Hüsrev Hatemi: İstanbul’un orta yeri sinema

İstanbul’un orta yeri sinema
Giriş Tarihi: 16.10.2017 11:50 Son Güncelleme: 16.10.2017 11:50
1945 ve 1946 yıllarında çok sevinerek gittiğimiz sinemayı, 1947 ve 1948’de istemez havaya girdik çünkü annem, karşı komşumuz olan Nadire Hanım’dan yeni gelen Yusuf Vehbi’li yahut yerli filmlerin haberini alır, bizi sinemaya götürdüğü günleri hep o filmlere göre seçerdi.

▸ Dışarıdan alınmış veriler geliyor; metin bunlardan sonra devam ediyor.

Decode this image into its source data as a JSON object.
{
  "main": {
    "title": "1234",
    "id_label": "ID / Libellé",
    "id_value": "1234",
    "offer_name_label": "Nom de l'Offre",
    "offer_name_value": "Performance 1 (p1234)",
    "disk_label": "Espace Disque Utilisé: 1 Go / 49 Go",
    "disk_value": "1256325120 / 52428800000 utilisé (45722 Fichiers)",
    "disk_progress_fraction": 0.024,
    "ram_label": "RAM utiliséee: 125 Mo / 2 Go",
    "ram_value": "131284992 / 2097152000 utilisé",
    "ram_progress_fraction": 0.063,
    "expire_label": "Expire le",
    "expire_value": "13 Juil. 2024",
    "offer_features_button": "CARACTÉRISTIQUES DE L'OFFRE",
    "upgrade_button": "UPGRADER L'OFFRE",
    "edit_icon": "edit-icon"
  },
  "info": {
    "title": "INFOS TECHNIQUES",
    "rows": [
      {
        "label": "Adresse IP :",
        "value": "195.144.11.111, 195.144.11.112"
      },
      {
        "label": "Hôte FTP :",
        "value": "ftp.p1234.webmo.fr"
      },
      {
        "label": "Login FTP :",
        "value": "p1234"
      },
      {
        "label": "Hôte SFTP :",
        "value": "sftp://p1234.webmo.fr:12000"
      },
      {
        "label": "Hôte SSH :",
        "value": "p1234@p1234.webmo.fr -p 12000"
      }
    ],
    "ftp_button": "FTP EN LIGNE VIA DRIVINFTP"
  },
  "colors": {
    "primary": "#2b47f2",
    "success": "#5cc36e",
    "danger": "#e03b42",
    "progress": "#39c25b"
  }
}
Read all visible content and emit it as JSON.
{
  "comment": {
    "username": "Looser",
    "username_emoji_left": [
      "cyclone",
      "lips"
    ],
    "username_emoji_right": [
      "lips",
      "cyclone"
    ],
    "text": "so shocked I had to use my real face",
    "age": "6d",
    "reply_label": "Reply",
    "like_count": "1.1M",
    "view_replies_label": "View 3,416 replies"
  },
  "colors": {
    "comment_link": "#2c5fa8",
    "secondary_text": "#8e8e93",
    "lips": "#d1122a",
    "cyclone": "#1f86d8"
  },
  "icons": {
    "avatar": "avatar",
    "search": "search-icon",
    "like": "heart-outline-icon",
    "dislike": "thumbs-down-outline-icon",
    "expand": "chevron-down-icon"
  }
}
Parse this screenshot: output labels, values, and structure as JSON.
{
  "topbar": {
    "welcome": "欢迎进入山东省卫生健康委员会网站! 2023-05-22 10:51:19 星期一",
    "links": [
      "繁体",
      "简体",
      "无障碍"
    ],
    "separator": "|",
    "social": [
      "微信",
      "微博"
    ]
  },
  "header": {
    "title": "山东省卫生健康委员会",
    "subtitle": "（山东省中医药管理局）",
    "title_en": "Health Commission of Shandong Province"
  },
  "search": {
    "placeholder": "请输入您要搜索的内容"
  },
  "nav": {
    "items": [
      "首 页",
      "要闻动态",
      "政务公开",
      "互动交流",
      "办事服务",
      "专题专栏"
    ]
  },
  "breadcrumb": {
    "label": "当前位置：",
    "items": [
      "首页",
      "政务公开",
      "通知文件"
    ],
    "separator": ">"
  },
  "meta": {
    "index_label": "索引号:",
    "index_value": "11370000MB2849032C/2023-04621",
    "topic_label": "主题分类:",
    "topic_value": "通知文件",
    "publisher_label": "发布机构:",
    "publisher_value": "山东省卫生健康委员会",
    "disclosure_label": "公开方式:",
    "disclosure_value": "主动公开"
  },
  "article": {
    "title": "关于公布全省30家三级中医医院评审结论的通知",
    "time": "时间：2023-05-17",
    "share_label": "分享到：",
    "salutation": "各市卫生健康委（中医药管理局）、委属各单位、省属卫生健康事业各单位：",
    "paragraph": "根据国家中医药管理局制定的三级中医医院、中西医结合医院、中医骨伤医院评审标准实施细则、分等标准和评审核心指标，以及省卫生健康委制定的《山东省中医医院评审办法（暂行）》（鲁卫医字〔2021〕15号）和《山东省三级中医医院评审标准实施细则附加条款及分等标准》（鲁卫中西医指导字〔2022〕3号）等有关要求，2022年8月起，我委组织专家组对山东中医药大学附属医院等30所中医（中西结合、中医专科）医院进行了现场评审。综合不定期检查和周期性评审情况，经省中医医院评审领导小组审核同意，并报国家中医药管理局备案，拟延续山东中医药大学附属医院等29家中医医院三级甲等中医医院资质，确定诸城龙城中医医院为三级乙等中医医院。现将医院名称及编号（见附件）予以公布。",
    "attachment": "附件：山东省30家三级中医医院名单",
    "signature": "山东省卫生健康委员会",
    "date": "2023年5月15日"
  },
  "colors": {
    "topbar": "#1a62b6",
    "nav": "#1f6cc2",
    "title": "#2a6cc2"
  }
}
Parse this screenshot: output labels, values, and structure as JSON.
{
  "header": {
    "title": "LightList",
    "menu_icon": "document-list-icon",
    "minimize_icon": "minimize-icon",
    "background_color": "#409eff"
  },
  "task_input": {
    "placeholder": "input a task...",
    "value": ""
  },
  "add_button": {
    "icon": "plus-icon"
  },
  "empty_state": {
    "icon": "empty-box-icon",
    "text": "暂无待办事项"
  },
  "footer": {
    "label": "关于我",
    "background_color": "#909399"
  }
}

1862 ve 1864 yıllarında Fransa'nın Besançon şehrinde iki erkek kardeş doğdu. Lumiere kardeşler… Bu iki kardeş ilerleyen zamanlarda sinematografi tekniğini icat ederek geliştirdiler. Bu buluş, birbiri ardından süratle gelen resimlerin, gözümüzce, hareket ediyormuş gibi algılanmalarına dayanıyordu. 1895 yılında Paris'te bir kafede ilk sinema filmi gösterildi ve 19'uncu yüzyıl biterken sinema tekniği ve sanatı 20'nci yüzyıla devredildi. İlk filmler sessizdi. Bu filmler, bir tren hareketi, bir topun seyircilere doğru patlamasının sessiz de olsa seyirciyi korkutması gibi heyecanlı görüntülere dayanıyordu. 1925 İstanbul'unda, bir sessiz filmi karanlık salonda seyreden babam, karanlıktan sıkılmış ve bu sanata ilgi göstermekten vazgeçmişti. Sesli film devrinde bile babamla bir defa olsun film seyredemedik.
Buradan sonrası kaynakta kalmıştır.